Standardized treatment protocols for BPF remain undefined.[3,4] However, the advent and proliferation of endoscopic technologies have ushered in a new era of bronchoscopic interventions, offering less invasive alternatives that are customized to patient-specific requirements.[5,6] In particular, the use of endoscopic treatments for BPF is increasingly preferred over surgical approaches in certain clinical scenarios.[7,8] Moreover, the introduction of tracheobronchial stents has transformed the management of BPF, providing an effective means to seal fistulas without necessitating additional invasive procedures.[9]

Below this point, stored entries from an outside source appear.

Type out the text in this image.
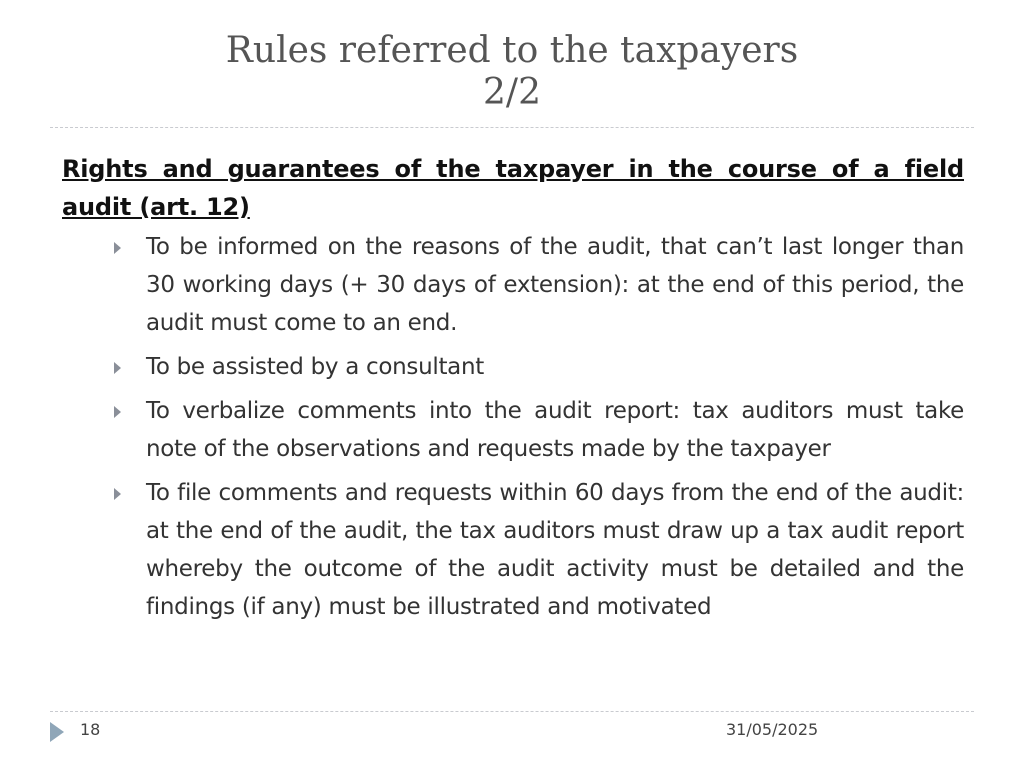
Rules referred to the taxpayers
2/2
Rights and guarantees of the taxpayer in the course of a field audit (art. 12)
To be informed on the reasons of the audit, that can’t last longer than 30 working days (+ 30 days of extension): at the end of this period, the audit must come to an end.
To be assisted by a consultant
To verbalize comments into the audit report: tax auditors must take note of the observations and requests made by the taxpayer
To file comments and requests within 60 days from the end of the audit: at the end of the audit, the tax auditors must draw up a tax audit report whereby the outcome of the audit activity must be detailed and the findings (if any) must be illustrated and motivated
18	31/05/2025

This case highlights the essential role of prompt and precise medical management, which includes the use of broad-spectrum antibiotics coupled with targeted antitumor therapies. The complexity of managing BPF in patients with lung cancer necessitates a delicate balance between controlling tumor progression and minimizing exacerbation of the fistula. This report illustrates the efficacy of employing diverse stent types within a holistic management strategy, underscoring the potential for innovative techniques to enhance clinical outcomes in similar future cases. Nevertheless, the application of multiple stent combinations demands extensive clinical expertise and exemplary teamwork. Accurate customization and careful selection of stent specifications are critical to maximizing therapeutic effectiveness and minimizing complications, which can be particularly challenging. Preoperative measurement and planning using imaging software such as Mimics were instrumental in customizing stents that were critical for ensuring the intervention was both effective and minimally invasive, providing a tailored solution to the unique anatomical challenges of this case.
In conclusion, effective management of BPF requires prompt diagnosis and a customized therapeutic regimen. This case report demonstrates the successful integration of personalized endoscopic techniques with systemic therapies, resulting in sustained remission in complex BPF instances. It accentuates the potential of innovative strategies in the management of comparable clinical situations and underscores the significance of adaptable methodologies within the swiftly advancing field of medical science.
Declaration of patient consent
The authors certify that they have obtained all appropriate patient consent forms. In the form, the patient has given his consent for his images and other clinical information to be reported in the journal. The patient understands that his name and initials will not be published and due efforts will be made to conceal his identity, but anonymity cannot be guaranteed.
Conflicts of interest
There are no conflicts of interest.
Funding Statement
This study was supported by Yantai Science and Technology Development Plan (No. 2020YD004).